The development of standard data attributes cannot occur accidentally. Accordingly, regulators and industry organizations typically play a critical role in motivating the creation and adoption of data architecture standards. To take an example from another industry, the Mortgage Industry Standards Maintenance Organization (MISMO) was created in 1999 to develop a common language for the exchange of information across the residential finance industry. While most regulators and housing agencies now require MISMO standards, achieving universal adoption of the standards has been a multi-year effort.

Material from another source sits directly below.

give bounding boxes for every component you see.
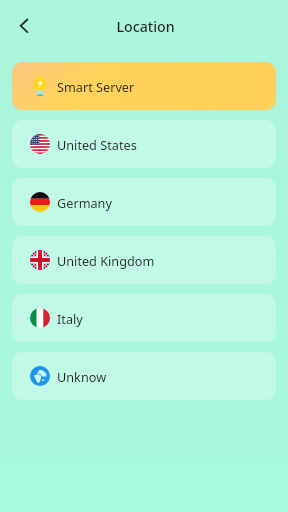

The implemented technology environment and workflow within large healthcare organizations is extensive. In some cases, it is not feasible to modify aged systems, especially those that will soon be retired. Organizations should examine the pros and cons of various standards for every system they build or buy, and document exceptions as they arise.

Example Work Products

  • Standards tailoring guidance (e.g., what criteria is applied to determine if some data stores are exempt from standards)
  • Standards exceptions documentation
  • Proposals for new or modified data standards based on regulatory requirements

Practice Evaluation Questions

Tier 1: Foundational

1.1 Are data standards, such as data representations, security, access, and provisioning, defined and followed?

Tier 2: Building

2.1 Are data standards reviewed with business stakeholders and approved by data governance?

Tier 3: Advanced

3.1 Does the organization align its data store designs, the exchange of data, and data access permissions with selected standards?

3.2 Is the organization aware of and selectively implementing external standards relevant to patient demographic data?